I'm in the US most of the time. Sennheiser is a rare sight, maybe more common than AKG or Denon, but nowhere near even Sony much less Beats and Bose.
Also, do note that the brand image of Monster, Beats, and Bose is one of delivering the goods sonically. I think Monster and Beats are starting to lose that distinction, but Bose is still going strong in the perception of sound quality department.
There are also brands now that focus on fashion more than quality of production for sales.
And they are getting sales. “traditional headphone brands struggle to regain shelf space lost to lifestyle branded headphones such a Skullcandy and Beats.” - one of the articles I linked
Thus some people have a "hipster" reaction of "we liked headphones before they were cool."

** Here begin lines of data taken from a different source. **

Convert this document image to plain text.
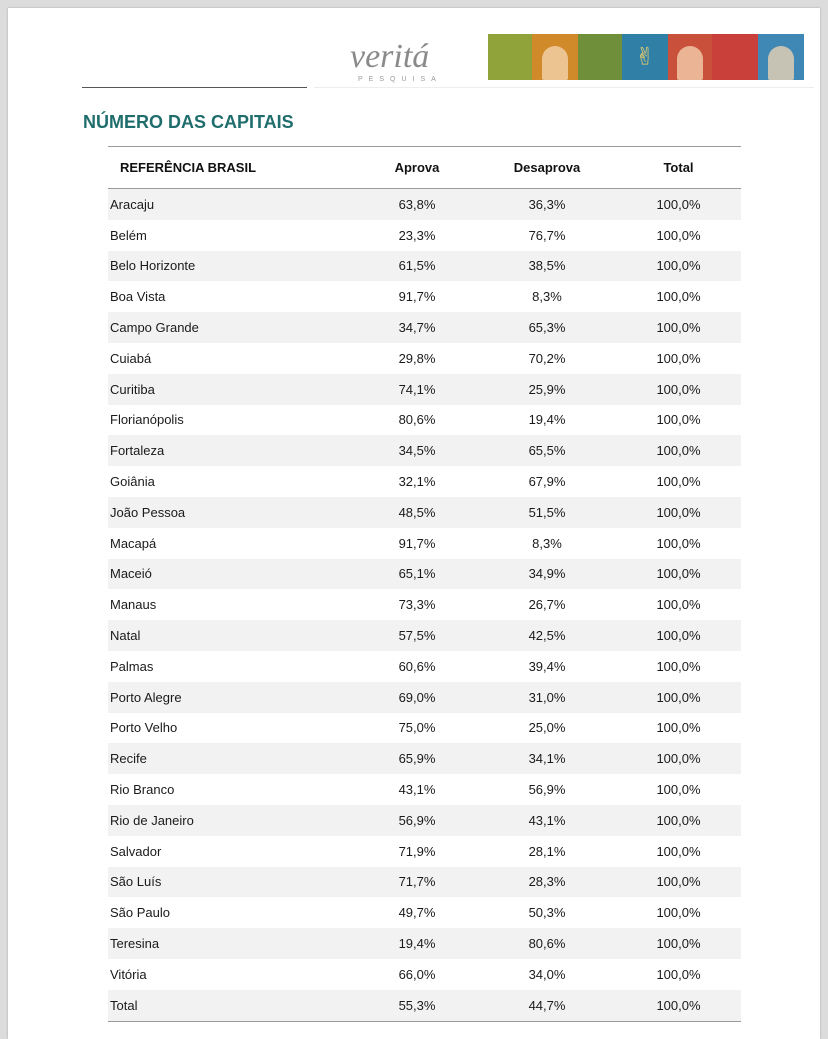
veritá
PESQUISA
✌
NÚMERO DAS CAPITAIS
REFERÊNCIA BRASIL	Aprova	Desaprova	Total
Aracaju	63,8%	36,3%	100,0%
Belém	23,3%	76,7%	100,0%
Belo Horizonte	61,5%	38,5%	100,0%
Boa Vista	91,7%	8,3%	100,0%
Campo Grande	34,7%	65,3%	100,0%
Cuiabá	29,8%	70,2%	100,0%
Curitiba	74,1%	25,9%	100,0%
Florianópolis	80,6%	19,4%	100,0%
Fortaleza	34,5%	65,5%	100,0%
Goiânia	32,1%	67,9%	100,0%
João Pessoa	48,5%	51,5%	100,0%
Macapá	91,7%	8,3%	100,0%
Maceió	65,1%	34,9%	100,0%
Manaus	73,3%	26,7%	100,0%
Natal	57,5%	42,5%	100,0%
Palmas	60,6%	39,4%	100,0%
Porto Alegre	69,0%	31,0%	100,0%
Porto Velho	75,0%	25,0%	100,0%
Recife	65,9%	34,1%	100,0%
Rio Branco	43,1%	56,9%	100,0%
Rio de Janeiro	56,9%	43,1%	100,0%
Salvador	71,9%	28,1%	100,0%
São Luís	71,7%	28,3%	100,0%
São Paulo	49,7%	50,3%	100,0%
Teresina	19,4%	80,6%	100,0%
Vitória	66,0%	34,0%	100,0%
Total	55,3%	44,7%	100,0%
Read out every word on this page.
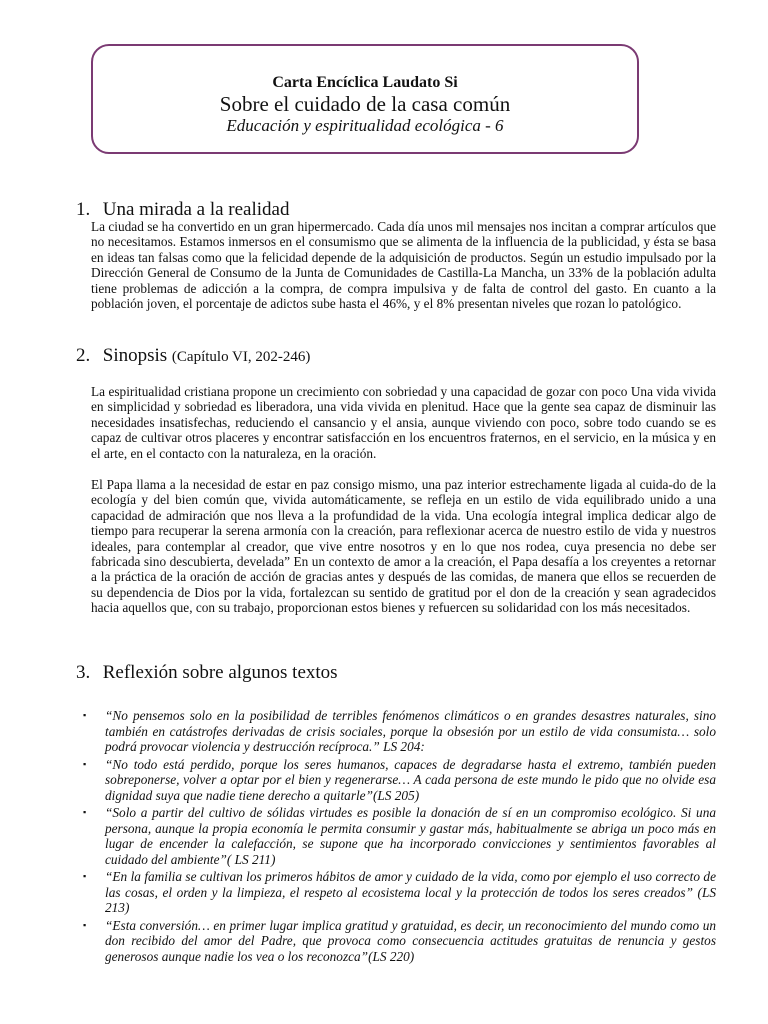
Carta Encíclica Laudato Si
Sobre el cuidado de la casa común
Educación y espiritualidad ecológica - 6
1. Una mirada a la realidad

La ciudad se ha convertido en un gran hipermercado. Cada día unos mil mensajes nos incitan a comprar artículos que no necesitamos. Estamos inmersos en el consumismo que se alimenta de la influencia de la publicidad, y ésta se basa en ideas tan falsas como que la felicidad depende de la adquisición de productos. Según un estudio impulsado por la Dirección General de Consumo de la Junta de Comunidades de Castilla-La Mancha, un 33% de la población adulta tiene problemas de adicción a la compra, de compra impulsiva y de falta de control del gasto. En cuanto a la población joven, el porcentaje de adictos sube hasta el 46%, y el 8% presentan niveles que rozan lo patológico.

2. Sinopsis (Capítulo VI, 202-246)

La espiritualidad cristiana propone un crecimiento con sobriedad y una capacidad de gozar con poco Una vida vivida en simplicidad y sobriedad es liberadora, una vida vivida en plenitud. Hace que la gente sea capaz de disminuir las necesidades insatisfechas, reduciendo el cansancio y el ansia, aunque viviendo con poco, sobre todo cuando se es capaz de cultivar otros placeres y encontrar satisfacción en los encuentros fraternos, en el servicio, en la música y en el arte, en el contacto con la naturaleza, en la oración.

El Papa llama a la necesidad de estar en paz consigo mismo, una paz interior estrechamente ligada al cuida-do de la ecología y del bien común que, vivida automáticamente, se refleja en un estilo de vida equilibrado unido a una capacidad de admiración que nos lleva a la profundidad de la vida. Una ecología integral implica dedicar algo de tiempo para recuperar la serena armonía con la creación, para reflexionar acerca de nuestro estilo de vida y nuestros ideales, para contemplar al creador, que vive entre nosotros y en lo que nos rodea, cuya presencia no debe ser fabricada sino descubierta, develada” En un contexto de amor a la creación, el Papa desafía a los creyentes a retornar a la práctica de la oración de acción de gracias antes y después de las comidas, de manera que ellos se recuerden de su dependencia de Dios por la vida, fortalezcan su sentido de gratitud por el don de la creación y sean agradecidos hacia aquellos que, con su trabajo, proporcionan estos bienes y refuercen su solidaridad con los más necesitados.

3. Reflexión sobre algunos textos
▪ “No pensemos solo en la posibilidad de terribles fenómenos climáticos o en grandes desastres naturales, sino también en catástrofes derivadas de crisis sociales, porque la obsesión por un estilo de vida consumista… solo podrá provocar violencia y destrucción recíproca.” LS 204:
▪ “No todo está perdido, porque los seres humanos, capaces de degradarse hasta el extremo, también pueden sobreponerse, volver a optar por el bien y regenerarse… A cada persona de este mundo le pido que no olvide esa dignidad suya que nadie tiene derecho a quitarle”(LS 205)
▪ “Solo a partir del cultivo de sólidas virtudes es posible la donación de sí en un compromiso ecológico. Si una persona, aunque la propia economía le permita consumir y gastar más, habitualmente se abriga un poco más en lugar de encender la calefacción, se supone que ha incorporado convicciones y sentimientos favorables al cuidado del ambiente”( LS 211)
▪ “En la familia se cultivan los primeros hábitos de amor y cuidado de la vida, como por ejemplo el uso correcto de las cosas, el orden y la limpieza, el respeto al ecosistema local y la protección de todos los seres creados” (LS 213)
▪ “Esta conversión… en primer lugar implica gratitud y gratuidad, es decir, un reconocimiento del mundo como un don recibido del amor del Padre, que provoca como consecuencia actitudes gratuitas de renuncia y gestos generosos aunque nadie los vea o los reconozca”(LS 220)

I think that BetaWolf makes a good point. There is a big tendency amongst those of us who place quality of reproduction first to be snobbish about those who buy for fashion reasons.
We forget that the audio industry is itself driven by fashion but it has a different nature from that of the clothing industry and unlike that of the clothing industry the consumers are in a denial about it.
Valve amplifiers ("tube" amplifiers in US) have become fashionable. People choose to overlook the disadvantages of them and concentrate on the advantages.
I remember when valve amplifiers were deeply unfashionable and that the idea that they were likely to reproduce music accurately would have been thought rather funny.
So here we see that fashion matters in audio the same as it does in the clothing industry.
Excellent point. I wouldn't call it fashion though (despite it technically meeting the dictionary definition of it), more like fads and positive hype feedback loops.